In the top four prizes, there is one nonwhite juror among 38. Only three women sit on the Goncourt’s 10-member jury.
“In 2020, come on! That’s ridiculous, that’s not representative of France,” Mr. Busnel said, adding, “It’s the old world that’s clinging on.”
On the Médicis jury, reform was a topic too sensitive to be broached, said Marie Darrieussecq, a member since 2017. At least one juror automatically voted for books from his publisher, she said.
Jurors, writers and editors said that publishers also secured the votes of judges who were not employees through other means, including book advances or payments for a preface.
“In France, it might be 15,000 euros, 20,000 euros,” Ms. Darrieussecq said, referring to advances of $18,000 and $24,000. “But for these 20,000 euros, they will be loyal, faithful, which are pretty words to say corrupt.”

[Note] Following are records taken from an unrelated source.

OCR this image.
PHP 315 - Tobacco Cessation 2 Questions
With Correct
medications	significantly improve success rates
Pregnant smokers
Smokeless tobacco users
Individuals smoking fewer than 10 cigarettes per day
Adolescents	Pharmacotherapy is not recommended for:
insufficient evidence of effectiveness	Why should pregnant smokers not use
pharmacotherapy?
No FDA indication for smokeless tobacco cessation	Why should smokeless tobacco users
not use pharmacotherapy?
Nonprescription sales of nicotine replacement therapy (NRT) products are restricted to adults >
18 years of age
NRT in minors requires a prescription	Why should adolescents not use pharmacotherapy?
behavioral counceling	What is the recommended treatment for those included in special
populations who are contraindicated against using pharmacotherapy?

Defenders of lifetime appointments argue that the holders develop expertise.
Christine Jordis, a longtime editor and professional reader at Gallimard and a Femina judge since 1996, rejected the suggestion that her work influenced her voting — saying instead that it gave her financial independence.
She dismissed critics of lifetime appointments, saying, “These are young people who believe in egalitarianism, who think anybody can read as well as anybody else.”
Sylvie Ducas, an expert on literary juries at the University of Paris-Est Créteil, said that even partial reforms would help the Renaudot and other prizes regain credibility.
“They have to reform, so that they can be in a system that reflects more our understanding of a democratic culture,” Ms. Ducas said, adding, “A jury that doesn’t know how to reform at the moment it’s under threat, that’s a dead jury.”
Even some of the system’s beneficiaries now profess misgivings.
Mr. Matzneff’s 2013 Renaudot angered a woman, Vanessa Springora, who in the 1980s was involved with the writer when she was 14 and he was 49. Ms. Springora began writing the tell-all book, “Consent,” that triggered his downfall.
Early this year, Mr. Matzneff said he did not regret receiving the prize, even though it had proved cataclysmic — “not at all,” he said.
But in a recent exchange of emails, he sounded less sure. He didn’t want to talk about literary prizes, he wrote.
“The literary world,’’ he said, “makes me vomit.”
Antonella Francini contributed research.